Read this forecast taken by a post on the future:
Claytronics are revolutionising consumer products
Claytronics – also known as programmable matter – are now embedded in countless everyday items. This technology involves the manipulation of tiny devices known as catoms (claytronic atoms). Joined electrostatically, these work in concert to produce dramatic changes at the macroscale.
Objects featuring these catoms can be radically altered in form and function. Furniture can morph into new types, for instance. A bed could suddenly become a sofa, or a large table. Chairs can be instantly moulded to precisely suit the individual. Walls, carpets, ceilings, doors and other surfaces can modify their colour or texture on demand.

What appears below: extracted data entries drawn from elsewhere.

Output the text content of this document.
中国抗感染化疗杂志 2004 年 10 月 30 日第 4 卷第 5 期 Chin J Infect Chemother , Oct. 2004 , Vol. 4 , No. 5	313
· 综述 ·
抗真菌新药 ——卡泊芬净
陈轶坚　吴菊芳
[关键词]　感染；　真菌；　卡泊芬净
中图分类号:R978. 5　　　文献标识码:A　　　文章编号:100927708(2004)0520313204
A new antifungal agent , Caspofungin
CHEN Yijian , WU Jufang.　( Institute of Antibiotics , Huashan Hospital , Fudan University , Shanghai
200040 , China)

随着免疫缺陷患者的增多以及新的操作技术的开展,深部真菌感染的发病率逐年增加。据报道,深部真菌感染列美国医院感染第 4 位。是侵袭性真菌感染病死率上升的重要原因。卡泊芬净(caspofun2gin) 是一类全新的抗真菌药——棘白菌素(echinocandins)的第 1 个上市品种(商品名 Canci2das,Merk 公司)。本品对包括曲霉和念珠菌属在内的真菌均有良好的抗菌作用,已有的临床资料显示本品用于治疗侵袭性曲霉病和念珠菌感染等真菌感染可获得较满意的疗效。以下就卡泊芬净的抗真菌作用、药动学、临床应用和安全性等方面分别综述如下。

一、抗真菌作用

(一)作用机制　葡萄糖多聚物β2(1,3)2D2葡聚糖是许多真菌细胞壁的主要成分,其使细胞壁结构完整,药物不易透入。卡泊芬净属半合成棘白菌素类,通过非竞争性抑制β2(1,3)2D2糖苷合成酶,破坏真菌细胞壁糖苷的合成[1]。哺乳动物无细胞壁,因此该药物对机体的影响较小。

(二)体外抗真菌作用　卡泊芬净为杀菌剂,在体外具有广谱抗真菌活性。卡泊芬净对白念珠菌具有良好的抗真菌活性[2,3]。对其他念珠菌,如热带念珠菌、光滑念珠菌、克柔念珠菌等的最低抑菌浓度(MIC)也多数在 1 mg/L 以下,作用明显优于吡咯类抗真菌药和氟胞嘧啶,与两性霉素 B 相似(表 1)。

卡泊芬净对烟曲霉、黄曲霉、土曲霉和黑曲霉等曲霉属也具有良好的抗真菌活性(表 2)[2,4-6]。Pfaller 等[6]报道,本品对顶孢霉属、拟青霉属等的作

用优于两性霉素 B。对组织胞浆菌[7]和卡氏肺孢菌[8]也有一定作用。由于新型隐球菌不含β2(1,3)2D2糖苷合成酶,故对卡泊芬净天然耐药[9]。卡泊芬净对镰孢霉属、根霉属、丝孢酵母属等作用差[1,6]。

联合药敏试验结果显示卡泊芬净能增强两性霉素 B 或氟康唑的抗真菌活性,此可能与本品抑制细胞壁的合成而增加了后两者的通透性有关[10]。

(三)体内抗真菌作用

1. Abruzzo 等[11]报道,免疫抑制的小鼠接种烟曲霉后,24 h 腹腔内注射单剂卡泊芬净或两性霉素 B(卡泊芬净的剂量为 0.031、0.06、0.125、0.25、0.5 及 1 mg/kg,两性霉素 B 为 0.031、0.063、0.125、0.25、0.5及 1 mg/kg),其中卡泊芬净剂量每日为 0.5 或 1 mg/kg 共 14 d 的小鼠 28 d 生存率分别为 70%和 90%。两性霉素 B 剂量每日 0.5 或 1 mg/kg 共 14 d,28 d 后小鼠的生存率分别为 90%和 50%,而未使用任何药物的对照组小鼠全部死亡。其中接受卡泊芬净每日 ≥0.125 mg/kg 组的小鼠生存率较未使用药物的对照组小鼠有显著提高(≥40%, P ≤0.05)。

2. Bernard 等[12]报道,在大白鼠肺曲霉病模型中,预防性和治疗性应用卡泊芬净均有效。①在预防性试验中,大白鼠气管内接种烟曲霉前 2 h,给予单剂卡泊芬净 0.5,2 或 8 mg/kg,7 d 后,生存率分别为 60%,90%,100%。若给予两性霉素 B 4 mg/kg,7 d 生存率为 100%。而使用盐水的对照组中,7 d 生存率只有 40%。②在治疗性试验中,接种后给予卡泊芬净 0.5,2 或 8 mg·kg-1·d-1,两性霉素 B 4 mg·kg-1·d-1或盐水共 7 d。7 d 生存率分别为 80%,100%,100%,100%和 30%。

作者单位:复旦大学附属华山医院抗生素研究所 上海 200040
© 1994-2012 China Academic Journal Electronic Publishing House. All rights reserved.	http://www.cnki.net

Electronic devices feature this exotic material. They can be highly adaptable to their environments, for instance – altering their structure to cope with dust and heat in a desert, then later shifting to resist humidity and moisture in a jungle, or even becoming completely waterproof. They can be personalised too: devices worn on the head or ears can mould themselves to fit the individual.
Many vehicles now make use of claytronics. Car surfaces can change colour at the touch of a button. Or they can self-heal: fixing bumps, scratches and other damage. Tyres can be instantly adapted for different terrain types or weather conditions. Transparent windows can be instantly blacked-out for privacy.
Claytronics are especially popular in children’s toys, with figures taking on astonishingly lifelike forms.
Various other everyday objects are now becoming highly configurable and morphable. Further into the future, claytronics will enable the creation of entire simulated humans.